邪眼族の集落について調査の者を派遣している。
恐らくは邪眼族が真っ先に襲われるだろう。
深夜——
畳の特別会議室で、ジェイレルに出来事を全て報告をした。
ジェイレルは、ちゃぶ台に肘をつき、アゴをいじりながら腕を組んだ。
「ん-、それ、邪眼族、滅ぶんじゃないですかね?」
「私もそう思っている。むしろ魔界の存続が危うい。
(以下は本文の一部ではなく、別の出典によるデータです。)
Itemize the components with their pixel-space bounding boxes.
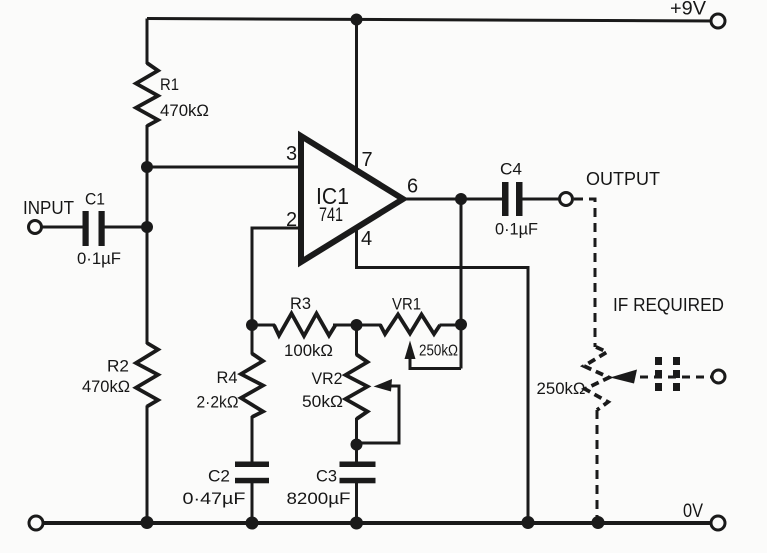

龍神族の協力を得て、抑える事は出来ないだろうか」
ノエルがちゃぶ台に手をついて口を挟む。
「えっ!? 神龍族と組むんですか? やっつけるんじゃなくて!?」
私はビキニアーマーに白衣で正座していた。
「私のプランでは、邪眼族に五区から十区の戦力を加算し、龍神族に挑む予定だった」
ちゃぶ台の上の魔界の地図の、荒廃都市から邪眼族の逃走ルートをなぞった。
「しかし今のデッキーが狙うのは三つ目の邪眼族だ。今から交渉しても遅い可能性が高い」
私はジェイレルを見つめた。
「神龍族と話がしたい。出来れば一人、友好的なやつだ」
「うーん、みんな傲慢で自分勝手すけどねえ、ナコ・アドラなら、少しは会話できるかも知れないですけど」
「ナコ・アドラ、どんな奴だ?」
「龍神族は基本、やれ、死ね。しか言わないんですけどね。ナコは会話してくれるって感じかな」
ジェイレルは両頬に手を置いた。
「ただ『可愛い』って思われたら終わり。遊びに連れ去られ、帰れません」
……想像以上にやべぇな龍神族。マジでなんでジェイレル出入りしてて無事なんだ。
「分かった、じゃあナコで良い、引き合わせ出来るか?」
「面白い子いるけど、見てみる? って紹介しか出来ないけど、良い?」
「それで構わん」
抑揚なく告げる私を心配するように、ノエルが覗き込んだ。
「本当に、それで行くんですか?」
私は魔界の地図を前に包むように腕を広げた。
「当然だ、我は魔界教皇・ゲダツ・ササーガ」
DE-K11を止める作戦。
この作戦でどれだけの魔物が犠牲になるだろうか。
魔界の平和、誰が望んでいるのだろうか。
だが守る欲も、生き延びる欲も、全ては大釜に捧げた。
ただ成すべき事を成すために、私は動き出す。
私は、この身に邪悪を宿す。
「我は魔神。この世界の全てを騙し切り、詐欺で魔界を支配する」
なんの効果も無い、顔に入った赤い紋章が、私の笑みにぐにゃりと歪んだ。